OpenSTBench: New benchmark unifies speech translation evaluation across 6 dimensions
Forget just semantic accuracy — OpenSTBench now measures speech quality, emotion, and latency too.
OpenSTBench is a unified evaluation framework for speech translation systems, covering speech-to-text (S2TT) and speech-to-speech (S2ST) translation in offline and streaming settings. It jointly measures translation quality, speech quality, speaker preservation, emotion & paralinguistic fidelity, temporal consistency, and latency. Experiments show that systems with strong translation quality can still differ substantially in speech quality and temporal quality. The code and datasets are available online. The paper has been submitted to EMNLP 2026.
- OpenSTBench unifies evaluation for both speech-to-text (S2TT) and speech-to-speech translation (S2ST) in offline and streaming modes.

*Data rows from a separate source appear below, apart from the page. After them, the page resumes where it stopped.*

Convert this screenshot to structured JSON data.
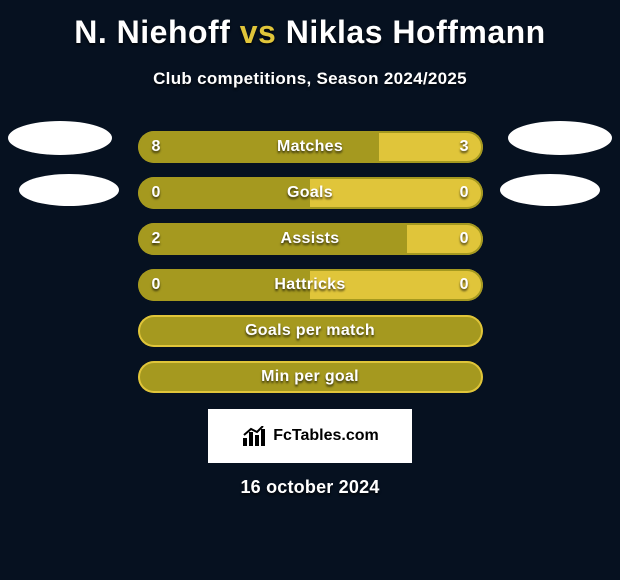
{
  "title": "N. Niehoff vs Niklas Hoffmann",
  "subtitle": "Club competitions, Season 2024/2025",
  "date": "16 october 2024",
  "badge": {
    "text": "FcTables.com"
  },
  "colors": {
    "background": "#061120",
    "left_fill": "#a5991f",
    "right_fill": "#e0c53a",
    "border_values": "#a5991f",
    "border_empty": "#e0c53a",
    "title_highlight": "#e0c53a",
    "text": "#ffffff"
  },
  "avatars": {
    "left": [
      "player1-primary",
      "player1-secondary"
    ],
    "right": [
      "player2-primary",
      "player2-secondary"
    ]
  },
  "stats": [
    {
      "label": "Matches",
      "left_val": "8",
      "right_val": "3",
      "left_pct": 70,
      "right_pct": 30,
      "show_values": true,
      "border": "values"
    },
    {
      "label": "Goals",
      "left_val": "0",
      "right_val": "0",
      "left_pct": 50,
      "right_pct": 50,
      "show_values": true,
      "border": "values"
    },
    {
      "label": "Assists",
      "left_val": "2",
      "right_val": "0",
      "left_pct": 78,
      "right_pct": 22,
      "show_values": true,
      "border": "values"
    },
    {
      "label": "Hattricks",
      "left_val": "0",
      "right_val": "0",
      "left_pct": 50,
      "right_pct": 50,
      "show_values": true,
      "border": "values"
    },
    {
      "label": "Goals per match",
      "left_val": "",
      "right_val": "",
      "left_pct": 100,
      "right_pct": 0,
      "show_values": false,
      "border": "empty",
      "single": true
    },
    {
      "label": "Min per goal",
      "left_val": "",
      "right_val": "",
      "left_pct": 100,
      "right_pct": 0,
      "show_values": false,
      "border": "empty",
      "single": true
    }
  ]
}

- It measures 6 dimensions: translation quality, speech quality, speaker preservation, emotion/paralinguistic fidelity, temporal consistency, and latency.
- Experiments revealed that systems with equal translation quality can vary significantly in speech and temporal quality, highlighting the need for multidimensional evaluation.
Why It Matters
OpenSTBench enables comprehensive comparison of speech translation systems, critical for real-world deployment across modalities and use cases.